ActionScript achieved something resembling its current syntax (retroactively named ActionScript 1.0) in Flash 5, the first version of Flash to be thoroughly programmable. Flash 6 broadened the power of the programming environment by adding many more built-in functions and allowing more programatic control of movie elements. Flash 7 (MX 2004) introduced ActionScript 2.0, which adds strong typing and object-oriented features such as explicit class declarations, inheritance, interfaces, and encapsulation. ActionScript 1.0 and 2.0 share the same compiled form within Flash SWFs.

Features of the Flash ActionScript implementation that JavaScript programmers may find interesting:

  • Everything is designed to be asynchronous; callbacks are ubiquitous, but Event objects do not exist.
  • The XML implementation has been solid since Flash 5. Flash can send and receive XML asynchronously.

ActionScript code is frequently written directly in the Flash authoring environment, which offers reference and syntax highlighting. In this case, the source code is saved along with the rest of the movie in a .fla file. It is also common for ActionScript code to be imported from external text files via #include statements. In this case, the external files are often given .as extensions, but this is not a universal convention.
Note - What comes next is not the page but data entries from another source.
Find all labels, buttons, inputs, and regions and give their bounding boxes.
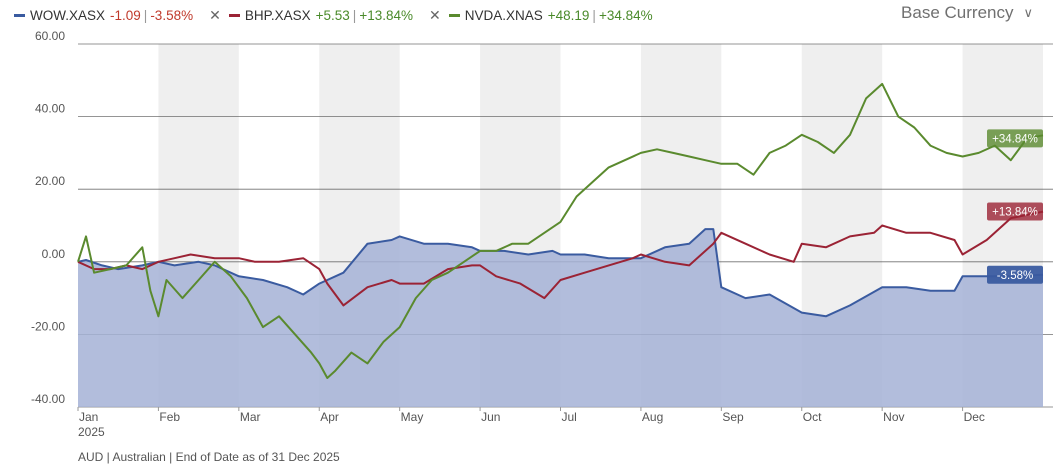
line-chart: 60.00 40.00 20.00 0.00 -20.00 -40.00 Jan Feb Mar…	[31, 30, 1053, 424]
base-currency-label: Base Currency	[901, 3, 1014, 22]
y-tick-label: 20.00	[35, 174, 65, 188]
x-tick-label-jul: Jul	[562, 410, 577, 424]
legend-separator: |	[352, 7, 357, 23]
close-icon[interactable]: ✕	[209, 6, 221, 23]
y-tick-label: -20.00	[31, 319, 65, 333]
legend-change: -1.09	[110, 7, 141, 23]
close-icon[interactable]: ✕	[428, 6, 441, 23]
y-tick-label: 40.00	[35, 102, 65, 116]
x-tick-label-may: May	[401, 410, 424, 424]
legend-swatch	[448, 13, 460, 17]
legend-symbol: WOW.XASX	[30, 7, 106, 23]
legend-change: +48.19	[547, 7, 590, 23]
legend-change-pct: -3.58%	[150, 7, 194, 23]
legend-change: +5.53	[315, 7, 350, 23]
x-tick-label-nov: Nov	[883, 410, 904, 424]
end-label-nvda-xnas: +34.84%	[992, 133, 1038, 145]
legend-swatch	[14, 13, 25, 17]
y-tick-label: -40.00	[31, 392, 65, 406]
legend-item-bhp-xasx: BHP.XASX +5.53 | +13.84%	[228, 7, 413, 23]
legend-swatch	[228, 13, 240, 17]
x-tick-label-mar: Mar	[240, 410, 261, 424]
base-currency-dropdown[interactable]: Base Currency ∨	[901, 3, 1033, 23]
x-tick-label-jun: Jun	[481, 410, 500, 424]
chart-legend: WOW.XASX -1.09 | -3.58% ✕ BHP.XASX +5.53 | +13.8…	[14, 4, 663, 26]
series-line-nvda-xnas	[77, 82, 1044, 379]
end-label-badge	[987, 265, 1043, 284]
series-line-bhp-xasx	[77, 210, 1044, 307]
x-tick-label-aug: Aug	[642, 410, 663, 424]
legend-item-wow-xasx: WOW.XASX -1.09 | -3.58%	[14, 8, 193, 23]
x-tick-label-oct: Oct	[803, 410, 822, 424]
end-label-bhp-xasx: +13.84%	[992, 207, 1038, 219]
x-tick-label-jan: Jan	[79, 410, 98, 424]
x-tick-label-apr: Apr	[320, 410, 339, 424]
legend-separator: |	[592, 7, 596, 23]
legend-symbol: NVDA.XNAS	[464, 7, 543, 23]
x-tick-label-feb: Feb	[159, 410, 180, 424]
y-tick-label: 60.00	[35, 30, 65, 43]
legend-separator: |	[143, 7, 148, 23]
footer-note: AUD | Australian | End of Date as of 31 …	[78, 450, 340, 464]
legend-change-pct: +13.84%	[359, 7, 413, 23]
end-label-badge	[987, 202, 1043, 221]
year-label: 2025	[78, 425, 105, 439]
legend-symbol: BHP.XASX	[244, 7, 311, 23]
x-tick-label-dec: Dec	[964, 410, 985, 424]
legend-change-pct: +34.84%	[598, 7, 653, 23]
end-label-wow-xasx: -3.58%	[997, 270, 1033, 282]
legend-item-nvda-xnas: NVDA.XNAS +48.19 | +34.84%	[448, 7, 653, 23]
series-line-wow-xasx	[77, 228, 1044, 318]
y-tick-label: 0.00	[42, 247, 66, 261]
chevron-down-icon: ∨	[1023, 5, 1033, 20]
end-label-badge	[987, 129, 1043, 148]
x-tick-label-sep: Sep	[722, 410, 744, 424]
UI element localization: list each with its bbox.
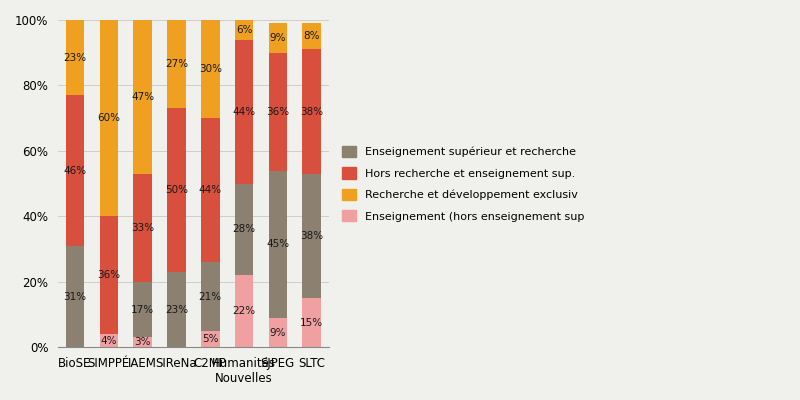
Bar	[99, 334, 118, 347]
Bar	[134, 174, 152, 282]
Text: 9%: 9%	[270, 328, 286, 338]
Bar	[269, 318, 287, 347]
Bar	[134, 282, 152, 338]
Bar	[302, 50, 321, 174]
Text: 38%: 38%	[300, 107, 323, 117]
Text: 36%: 36%	[266, 107, 290, 117]
Bar	[269, 23, 287, 53]
Bar	[234, 184, 254, 275]
Text: 6%: 6%	[236, 25, 252, 35]
Bar	[269, 53, 287, 170]
Text: 30%: 30%	[198, 64, 222, 74]
Text: 4%: 4%	[101, 336, 117, 346]
Text: 46%: 46%	[63, 166, 86, 176]
Bar	[302, 23, 321, 50]
Text: 23%: 23%	[63, 53, 86, 63]
Text: 50%: 50%	[165, 185, 188, 195]
Bar	[201, 331, 219, 347]
Bar	[201, 20, 219, 118]
Bar	[66, 246, 84, 347]
Bar	[99, 216, 118, 334]
Bar	[167, 20, 186, 108]
Bar	[234, 20, 254, 40]
Text: 47%: 47%	[131, 92, 154, 102]
Bar	[99, 20, 118, 216]
Bar	[269, 170, 287, 318]
Text: 44%: 44%	[198, 185, 222, 195]
Text: 3%: 3%	[134, 337, 151, 347]
Text: 5%: 5%	[202, 334, 218, 344]
Text: 9%: 9%	[270, 33, 286, 43]
Bar	[302, 174, 321, 298]
Text: 36%: 36%	[98, 270, 120, 280]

In ActionScript 2.0 there can be classes, and also, a library item (a movie clip) can be associated with a class. Classes are always written in external text files, and these files must have the .as extension.

The ActionScript 2.0 compiler is notoriously slow, often taking several minutes to compile around 100 classes.

History

  • Flash Player 2: First version with any scripting support, actions included gotoAndPlay, gotoAndStop, nextFrame and nextScene.
  • Flash Player 3: Expanded basic script support with the ability to load external SWFs (loadMovie).
  • Flash Player 4: First player with a full scripting implementation (called Actions). The scripting was a slash based syntax and contained support for loops, conditionals, variables and other basic language constructs.
  • Flash Player 6: Added an event handling model, and support for switch.
  • Flash Player 7: Flash Player 7 offered some new features such as CSS text and performance improvements. Macromedia Flash compilers released alongside Flash Player 7 also support ActionScript 2.0, a Class programming language based on the ECMAScript 4 Netscape Proposal. However, Actionscript 2.0 compiles down to ActionScript 1.0 byte-code, so it can be run by Flash Player 6.